Oft ist in der Voweihnachtszeit ein Abgesang auf die religiöse Dimension des Weihnachtsfestes zu hören: der christliche Inhalt sei verloren gegangen und einem allgemeinen Konsumrausch zum Opfer gefallen. Warum sich Bischof Benno Elbs an dieser Pauschalkritik nicht beteiligt und was ihm an der Weihnachtsbotschaft jedes Jahr neu zu denken gibt, darüber spricht er in seinen Gedanken zum heutigen 4. Adventsonntag.

Wir nähern uns mit großen Schritten dem Weihnachtsfest. Je näher der Heilige Abend kommt, umso mehr stellen Sie sich wahrscheinlich die Frage, wie Sie in diesem Jahr unter erschwerten Corona-Bedingungen Weihnachten feiern. Gerade die Pandemie zwingt uns in diesem Jahr dazu, gewohnte und lieb gewordene Bräuche neu zu gestalten. Immer wieder ist mit Blick auf das Weihnachtsfest auch die Kritik zu hören, die Erinnerung der Geburt Christi falle einem allgemeinen Konsumrausch zum Opfer. Das Fest der Geburt Jesu sei zu einem Familienfest geworden, bei dem für wenige Stunden idyllische Eintracht und Harmonie vorgetäuscht würden. So – oder so ähnlich – lauten bekannte Vorbehalte, die den Bedeutungsverlust des Weihnachtsfestes beklagen.

Wie ein Brennglas

Ich sträube mich grundsätzlich gegen derartige pessimistische und zeitkritische Pauschalurteile. Denn die Art und Weise, wie Menschen Weihnachten feiern, verrät auch etwas über die Hoffnung, die sie in sich tragen, sowie über ihre Fragen und Urbedürfnisse. Deshalb frage ich mich auch: Warum freuen sich viele Menschen, die sich als nicht gläubig oder jedenfalls als distanzierte Kirchenmitglieder bezeichnen würden, jedes Jahr aufs Neue auf Weihnachten? Nur wegen des vorweihnachtlichen Einkaufsrummels oder der glitzernden Hausbeleuchtung? Das kann ich nicht ganz glauben.

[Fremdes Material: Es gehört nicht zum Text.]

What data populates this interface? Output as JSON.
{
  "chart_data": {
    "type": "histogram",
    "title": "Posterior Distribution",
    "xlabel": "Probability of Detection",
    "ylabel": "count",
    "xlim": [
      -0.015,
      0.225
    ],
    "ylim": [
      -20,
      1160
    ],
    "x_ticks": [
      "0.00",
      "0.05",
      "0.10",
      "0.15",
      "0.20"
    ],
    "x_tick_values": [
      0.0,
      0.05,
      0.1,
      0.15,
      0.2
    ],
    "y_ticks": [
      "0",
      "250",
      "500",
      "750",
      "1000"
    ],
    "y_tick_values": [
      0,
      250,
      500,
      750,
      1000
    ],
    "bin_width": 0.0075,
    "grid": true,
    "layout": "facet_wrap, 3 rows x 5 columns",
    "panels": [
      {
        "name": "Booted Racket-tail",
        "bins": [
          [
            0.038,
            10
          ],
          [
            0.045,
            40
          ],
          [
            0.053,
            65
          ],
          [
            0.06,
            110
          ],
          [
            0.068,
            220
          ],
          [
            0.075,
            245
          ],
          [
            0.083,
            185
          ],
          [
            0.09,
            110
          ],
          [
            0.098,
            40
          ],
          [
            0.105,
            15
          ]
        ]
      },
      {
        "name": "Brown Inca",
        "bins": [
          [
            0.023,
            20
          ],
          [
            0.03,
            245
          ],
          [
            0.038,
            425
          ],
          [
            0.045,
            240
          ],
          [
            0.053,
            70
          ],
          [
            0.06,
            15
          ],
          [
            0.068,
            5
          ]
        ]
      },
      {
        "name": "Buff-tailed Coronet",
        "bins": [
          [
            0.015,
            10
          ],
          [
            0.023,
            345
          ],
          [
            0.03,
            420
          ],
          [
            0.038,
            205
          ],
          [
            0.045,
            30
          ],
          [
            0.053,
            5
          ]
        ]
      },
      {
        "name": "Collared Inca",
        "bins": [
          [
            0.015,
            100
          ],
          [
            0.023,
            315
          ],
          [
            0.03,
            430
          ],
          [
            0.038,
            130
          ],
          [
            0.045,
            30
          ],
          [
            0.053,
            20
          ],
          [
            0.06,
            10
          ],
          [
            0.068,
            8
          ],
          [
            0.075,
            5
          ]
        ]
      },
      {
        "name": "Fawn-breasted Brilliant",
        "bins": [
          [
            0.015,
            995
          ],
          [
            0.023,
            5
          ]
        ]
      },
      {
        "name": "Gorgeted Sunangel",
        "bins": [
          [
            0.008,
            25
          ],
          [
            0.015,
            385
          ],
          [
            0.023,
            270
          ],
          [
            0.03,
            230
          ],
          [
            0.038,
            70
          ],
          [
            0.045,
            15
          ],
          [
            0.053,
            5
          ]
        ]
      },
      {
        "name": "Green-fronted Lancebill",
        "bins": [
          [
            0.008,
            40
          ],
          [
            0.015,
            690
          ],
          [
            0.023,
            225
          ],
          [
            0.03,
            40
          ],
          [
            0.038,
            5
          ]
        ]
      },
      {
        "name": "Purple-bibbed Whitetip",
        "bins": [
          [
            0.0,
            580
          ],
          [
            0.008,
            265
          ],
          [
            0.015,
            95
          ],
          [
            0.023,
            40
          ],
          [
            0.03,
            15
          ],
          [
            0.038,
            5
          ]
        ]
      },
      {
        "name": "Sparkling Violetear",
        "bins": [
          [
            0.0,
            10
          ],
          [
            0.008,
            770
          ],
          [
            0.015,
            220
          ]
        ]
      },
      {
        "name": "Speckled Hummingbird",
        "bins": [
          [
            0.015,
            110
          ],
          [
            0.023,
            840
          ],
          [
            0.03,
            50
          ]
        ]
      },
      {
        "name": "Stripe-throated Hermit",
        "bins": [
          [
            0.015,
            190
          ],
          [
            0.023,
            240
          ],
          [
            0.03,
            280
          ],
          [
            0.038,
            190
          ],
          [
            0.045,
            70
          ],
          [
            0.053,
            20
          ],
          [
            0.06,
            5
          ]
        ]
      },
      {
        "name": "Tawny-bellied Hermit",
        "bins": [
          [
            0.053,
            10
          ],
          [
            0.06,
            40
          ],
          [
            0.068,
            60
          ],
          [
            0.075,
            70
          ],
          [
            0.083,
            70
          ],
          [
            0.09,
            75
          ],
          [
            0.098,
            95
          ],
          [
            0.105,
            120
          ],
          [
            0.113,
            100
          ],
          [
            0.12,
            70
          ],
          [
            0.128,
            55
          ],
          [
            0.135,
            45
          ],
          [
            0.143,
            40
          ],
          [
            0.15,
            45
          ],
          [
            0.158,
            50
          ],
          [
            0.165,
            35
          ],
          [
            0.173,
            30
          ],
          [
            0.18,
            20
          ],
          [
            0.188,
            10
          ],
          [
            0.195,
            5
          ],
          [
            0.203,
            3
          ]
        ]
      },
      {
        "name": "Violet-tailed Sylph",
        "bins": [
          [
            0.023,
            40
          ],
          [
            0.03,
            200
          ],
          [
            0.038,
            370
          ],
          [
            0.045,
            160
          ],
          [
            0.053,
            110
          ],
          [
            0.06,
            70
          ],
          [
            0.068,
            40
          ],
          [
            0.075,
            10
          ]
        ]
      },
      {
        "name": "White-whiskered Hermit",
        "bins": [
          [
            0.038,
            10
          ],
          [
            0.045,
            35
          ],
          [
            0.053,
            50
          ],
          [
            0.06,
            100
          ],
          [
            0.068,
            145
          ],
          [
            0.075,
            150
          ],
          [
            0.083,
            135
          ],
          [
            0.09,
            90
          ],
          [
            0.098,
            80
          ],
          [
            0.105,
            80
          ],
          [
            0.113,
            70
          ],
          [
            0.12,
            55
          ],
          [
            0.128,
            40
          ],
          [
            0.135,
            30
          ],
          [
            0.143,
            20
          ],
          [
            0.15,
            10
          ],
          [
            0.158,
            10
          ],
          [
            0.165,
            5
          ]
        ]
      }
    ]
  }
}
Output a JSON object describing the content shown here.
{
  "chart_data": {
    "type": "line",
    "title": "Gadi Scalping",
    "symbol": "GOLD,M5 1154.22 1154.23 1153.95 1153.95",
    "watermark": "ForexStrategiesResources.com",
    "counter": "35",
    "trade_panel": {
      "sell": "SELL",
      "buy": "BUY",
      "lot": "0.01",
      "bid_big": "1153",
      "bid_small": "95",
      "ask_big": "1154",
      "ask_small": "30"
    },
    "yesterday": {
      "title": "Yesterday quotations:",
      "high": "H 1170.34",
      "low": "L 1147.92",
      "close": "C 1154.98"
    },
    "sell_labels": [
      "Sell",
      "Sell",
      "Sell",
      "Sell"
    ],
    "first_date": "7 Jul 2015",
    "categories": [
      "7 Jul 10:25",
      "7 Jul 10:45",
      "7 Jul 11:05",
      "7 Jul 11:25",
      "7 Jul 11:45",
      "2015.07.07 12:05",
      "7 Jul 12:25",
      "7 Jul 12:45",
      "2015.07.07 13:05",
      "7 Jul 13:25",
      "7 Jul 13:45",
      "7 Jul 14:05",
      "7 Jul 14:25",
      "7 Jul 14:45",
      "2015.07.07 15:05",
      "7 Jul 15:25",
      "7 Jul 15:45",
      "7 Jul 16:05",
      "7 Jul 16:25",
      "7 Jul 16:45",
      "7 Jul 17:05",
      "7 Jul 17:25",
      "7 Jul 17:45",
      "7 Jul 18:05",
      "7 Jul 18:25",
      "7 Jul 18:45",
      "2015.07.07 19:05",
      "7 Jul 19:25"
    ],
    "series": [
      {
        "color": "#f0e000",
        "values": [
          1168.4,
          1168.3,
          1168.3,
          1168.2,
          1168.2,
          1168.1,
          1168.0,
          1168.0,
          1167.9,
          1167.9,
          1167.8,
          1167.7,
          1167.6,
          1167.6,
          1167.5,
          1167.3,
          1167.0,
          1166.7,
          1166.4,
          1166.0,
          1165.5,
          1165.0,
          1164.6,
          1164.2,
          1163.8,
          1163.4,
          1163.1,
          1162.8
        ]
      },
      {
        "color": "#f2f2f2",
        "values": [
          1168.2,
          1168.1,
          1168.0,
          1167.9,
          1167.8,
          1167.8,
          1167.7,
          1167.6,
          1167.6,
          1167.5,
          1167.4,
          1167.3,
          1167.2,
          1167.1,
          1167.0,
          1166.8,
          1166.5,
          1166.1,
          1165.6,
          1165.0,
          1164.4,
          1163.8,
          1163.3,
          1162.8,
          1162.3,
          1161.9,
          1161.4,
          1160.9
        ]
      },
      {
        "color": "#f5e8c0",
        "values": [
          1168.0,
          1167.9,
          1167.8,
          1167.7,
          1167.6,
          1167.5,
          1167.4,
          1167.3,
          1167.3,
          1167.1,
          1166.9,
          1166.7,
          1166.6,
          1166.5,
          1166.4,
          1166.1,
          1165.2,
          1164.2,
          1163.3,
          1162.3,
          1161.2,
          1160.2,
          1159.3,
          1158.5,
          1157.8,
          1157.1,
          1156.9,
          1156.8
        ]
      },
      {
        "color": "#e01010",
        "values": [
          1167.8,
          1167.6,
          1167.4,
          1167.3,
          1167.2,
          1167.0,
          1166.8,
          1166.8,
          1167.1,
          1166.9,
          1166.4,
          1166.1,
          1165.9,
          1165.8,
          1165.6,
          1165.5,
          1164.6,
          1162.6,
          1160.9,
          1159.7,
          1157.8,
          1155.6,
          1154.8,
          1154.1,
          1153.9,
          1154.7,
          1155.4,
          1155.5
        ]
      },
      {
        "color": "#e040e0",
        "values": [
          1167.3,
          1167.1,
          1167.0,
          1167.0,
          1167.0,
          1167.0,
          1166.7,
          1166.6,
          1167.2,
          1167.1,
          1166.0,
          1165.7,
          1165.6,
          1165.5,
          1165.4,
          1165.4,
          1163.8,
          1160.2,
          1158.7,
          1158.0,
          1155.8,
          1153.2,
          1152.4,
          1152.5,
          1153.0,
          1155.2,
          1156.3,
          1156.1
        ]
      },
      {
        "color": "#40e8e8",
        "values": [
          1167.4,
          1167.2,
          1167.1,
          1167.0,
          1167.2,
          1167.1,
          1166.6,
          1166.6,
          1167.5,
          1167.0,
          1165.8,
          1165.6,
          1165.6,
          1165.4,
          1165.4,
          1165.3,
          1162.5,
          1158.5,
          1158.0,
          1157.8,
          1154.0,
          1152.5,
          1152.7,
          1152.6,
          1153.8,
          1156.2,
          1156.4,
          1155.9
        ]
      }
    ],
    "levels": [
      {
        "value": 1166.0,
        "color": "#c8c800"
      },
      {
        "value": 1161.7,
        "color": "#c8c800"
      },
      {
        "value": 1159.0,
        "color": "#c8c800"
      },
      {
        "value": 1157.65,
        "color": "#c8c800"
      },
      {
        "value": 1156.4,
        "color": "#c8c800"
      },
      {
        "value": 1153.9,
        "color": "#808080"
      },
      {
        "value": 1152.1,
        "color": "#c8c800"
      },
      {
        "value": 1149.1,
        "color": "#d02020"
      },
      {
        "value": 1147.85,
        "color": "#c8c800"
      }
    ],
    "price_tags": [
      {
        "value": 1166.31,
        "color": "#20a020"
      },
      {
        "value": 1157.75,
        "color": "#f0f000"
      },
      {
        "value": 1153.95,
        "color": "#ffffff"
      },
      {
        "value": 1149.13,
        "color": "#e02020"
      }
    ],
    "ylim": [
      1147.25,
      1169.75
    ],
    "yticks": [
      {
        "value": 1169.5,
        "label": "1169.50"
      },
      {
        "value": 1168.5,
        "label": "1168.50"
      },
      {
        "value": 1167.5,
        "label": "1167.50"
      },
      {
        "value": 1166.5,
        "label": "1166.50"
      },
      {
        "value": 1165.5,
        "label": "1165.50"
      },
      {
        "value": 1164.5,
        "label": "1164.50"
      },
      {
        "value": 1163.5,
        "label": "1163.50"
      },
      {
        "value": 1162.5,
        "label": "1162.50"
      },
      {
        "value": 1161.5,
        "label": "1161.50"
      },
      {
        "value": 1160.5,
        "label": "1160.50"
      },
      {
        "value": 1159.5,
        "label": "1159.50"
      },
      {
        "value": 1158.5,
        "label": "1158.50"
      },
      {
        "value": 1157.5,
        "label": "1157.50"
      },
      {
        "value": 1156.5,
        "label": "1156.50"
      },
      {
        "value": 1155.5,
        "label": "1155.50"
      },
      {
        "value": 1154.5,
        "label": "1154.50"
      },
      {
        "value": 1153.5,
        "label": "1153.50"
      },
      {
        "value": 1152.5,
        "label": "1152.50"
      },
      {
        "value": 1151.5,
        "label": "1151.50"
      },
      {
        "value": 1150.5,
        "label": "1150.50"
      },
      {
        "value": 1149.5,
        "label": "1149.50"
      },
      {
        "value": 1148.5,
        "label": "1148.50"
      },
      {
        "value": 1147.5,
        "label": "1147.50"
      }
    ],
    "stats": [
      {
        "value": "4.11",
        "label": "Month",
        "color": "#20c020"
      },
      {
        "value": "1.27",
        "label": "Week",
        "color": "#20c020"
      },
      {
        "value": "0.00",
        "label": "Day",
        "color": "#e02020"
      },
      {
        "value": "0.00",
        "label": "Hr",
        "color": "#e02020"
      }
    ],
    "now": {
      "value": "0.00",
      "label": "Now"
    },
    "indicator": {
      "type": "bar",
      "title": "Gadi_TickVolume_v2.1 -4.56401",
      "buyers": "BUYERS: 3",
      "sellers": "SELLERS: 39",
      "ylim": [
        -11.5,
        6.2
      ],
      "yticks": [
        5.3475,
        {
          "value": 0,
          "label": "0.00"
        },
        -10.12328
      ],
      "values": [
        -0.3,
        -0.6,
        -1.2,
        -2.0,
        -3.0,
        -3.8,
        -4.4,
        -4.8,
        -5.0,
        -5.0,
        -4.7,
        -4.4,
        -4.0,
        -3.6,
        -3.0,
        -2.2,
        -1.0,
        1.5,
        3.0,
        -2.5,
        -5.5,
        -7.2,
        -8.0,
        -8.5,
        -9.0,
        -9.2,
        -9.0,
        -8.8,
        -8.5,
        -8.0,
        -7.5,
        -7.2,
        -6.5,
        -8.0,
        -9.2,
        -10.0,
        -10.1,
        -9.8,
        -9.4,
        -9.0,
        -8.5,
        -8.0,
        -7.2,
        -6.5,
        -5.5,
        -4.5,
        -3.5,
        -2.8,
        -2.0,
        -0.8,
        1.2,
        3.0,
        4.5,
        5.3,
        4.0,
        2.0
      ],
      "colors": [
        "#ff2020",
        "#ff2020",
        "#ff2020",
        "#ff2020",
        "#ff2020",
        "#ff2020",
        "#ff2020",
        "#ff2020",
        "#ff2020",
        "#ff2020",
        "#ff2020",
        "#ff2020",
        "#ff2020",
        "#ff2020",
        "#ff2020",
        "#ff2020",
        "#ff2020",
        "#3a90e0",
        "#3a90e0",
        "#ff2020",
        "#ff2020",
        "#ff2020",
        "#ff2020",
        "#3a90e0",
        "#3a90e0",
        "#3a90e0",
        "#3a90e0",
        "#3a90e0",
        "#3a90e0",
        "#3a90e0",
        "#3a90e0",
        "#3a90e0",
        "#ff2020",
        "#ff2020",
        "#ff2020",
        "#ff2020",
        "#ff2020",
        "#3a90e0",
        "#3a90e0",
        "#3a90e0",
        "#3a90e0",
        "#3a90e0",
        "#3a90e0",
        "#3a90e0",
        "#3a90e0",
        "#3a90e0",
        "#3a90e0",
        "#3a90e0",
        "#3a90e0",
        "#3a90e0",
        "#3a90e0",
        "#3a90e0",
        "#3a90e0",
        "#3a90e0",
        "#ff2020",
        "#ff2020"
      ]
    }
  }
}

Vielmehr stimme ich dem vor kurzem viel zu früh verstorbenen Theologen Eberhard Schockenhoff zu, der meinte, dass sich zu Weihnachten das menschliche Leben wie in einem Brennglas verdichtet. Denn Weihnachten rührt die Tiefenschicht unserer Seele an: Das Zusammensein im Familienkreis weckt die Sehnsucht nach Gemeinschaft und Lebensfreude, nach Schenken und Beschenkt-Werden, nach Geborgenheit und Nähe. Und auch umgekehrt: Wer Weihnachten alleine verbringt, in dem brennt vielleicht noch die Wunde einer zerbrochenen Beziehung oder des Todes eines geliebten Menschen. „Alle Jahre wieder“ ist das Weihnachtsfest wie ein Sammelpunkt des Lebens, ein Ritual in einer ritualarmen Zeit, das Halt gibt. In all dem kann ein Lichtschimmer jenes Gottes durchleuchten, der an Weihnachten Mensch wird und alles Menschliche mit uns geteilt hat.

Gott macht sich nicht aus dem Staub

Es ist auch eine Dimension unseres Lebens, dass uns unser Inneres manchmal wie ein Stall vorkommt. Der Psychologe C. G. Jung erinnerte daran, dass Jesus, der in einem Stall geboren wurde, jedes Jahr zu Weihnachten auch in dem Stall in unserem Inneren zur Welt kommt. Der Stall steht für alles Ungeordnete, Peinliche und Chaotische, das wir anderen nicht zeigen wollen und deshalb lieber in einer finsteren Ecke geheim halten. Gott kommt dort zur Welt, wo Menschen den eigenen sprichwörtlichen Saustall nicht verdrängen, sondern zugänglich machen. Im Kind von Bethlehem geht Gott auf einmalige Weise auf uns Menschen zu, um unser gebrochenes Leben zu heilen.

Wer auf das Kind im Stall blickt, wird auch im Stall des eigenen Leben Gott suchen und finden. Denn eine Botschaft auf dem Weg Richtung Weihnachten heißt auch: Wenn es schwierig wird im Leben, macht sich Gott nicht aus dem Staub, sondern mischt sich unter die Menschen. Er geht dorthin, wo die Sehnsucht nach Heil und Heilung, nach Trost und Hoffnung groß ist. Darin liegt für mich der eigentliche Grund, weshalb uns Weihnachten im Herzen berührt – und weshalb mir dieses Fest jedes Jahr neu zu denken gibt und Zuversicht schenkt.